Diyeceksiniz ki bana, başlıkta “Yarım oy…” yazmışsın. Haklısınız. Yarım oy sözü kafa karıştırıcı. Ama yarım oy olmaz sanılmasın. Yarım oy olur ve o yarım haliyle bile sandık sonucunu belirleyebilir. Eğer benim bu yazdıklarıma inanılmadı ise, anlatacağım yarım oy hikayesi dikkatlice okuna…
Giriş niyetine kısacık bir hatırlatma daha yapayım. Seçimlere aktif katılan ve tanıklık eden herkesler bilirler: Köy ve mahalle muhtarlık seçimlerinin heyecan katsayısına hiçbir seçimin adrenal dozu yakın bile olamaz. Şimdi gelelim yarım oy hikayesine.

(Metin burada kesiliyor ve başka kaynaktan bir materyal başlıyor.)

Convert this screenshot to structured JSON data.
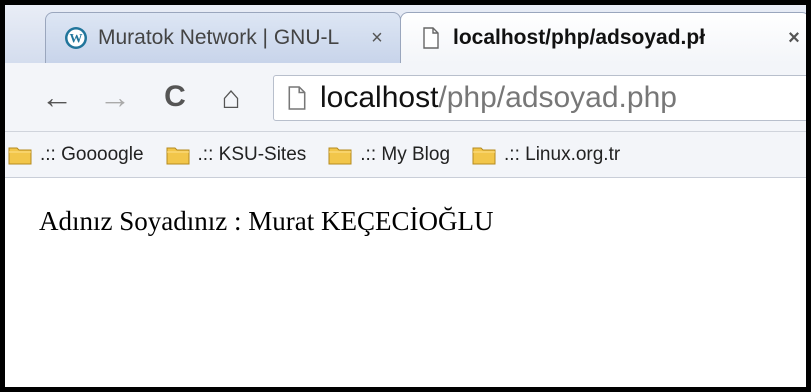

1970’li yılların birinde yaşanmıştır bu anlatacaklarım. 1973 yılı olması kuvvetle muhtemeldir. Öykünün yaşandığı doğal sahne bizim Gölbaşı’na (Adıyaman) bağlı Pehnik Köyü’dür. Köyde oldukça sert bir siyasi yarışma yaşanmaktadır. İlçedeki Belediye Başkanlığı seçimleri ve Genel Seçimler muhtarlık seçiminin gölgesindedir hep. İki muhtar adayı vardır. İkisi de Mehmet’tir. Mehmetlerin aday olarak belirlendikleri günden beri bu iki Mehmet’in başını çektiği, diğer tüm köylülerin de yarışçı olarak katıldıkları amansız bir seçim maratonu yaşanmaktadır Pehnik Köyü’nde. Kadın erkek, genç yaşlı, çoluk çocuk köyde yaşayan herkesler seçim sahnesindedirler. Herkesler kendi adayı lehine yoğun bir çalışma yürütmekte, seçim ipini kendi adayının göğüslemesi için elinden geleni ardına koymamaktadır.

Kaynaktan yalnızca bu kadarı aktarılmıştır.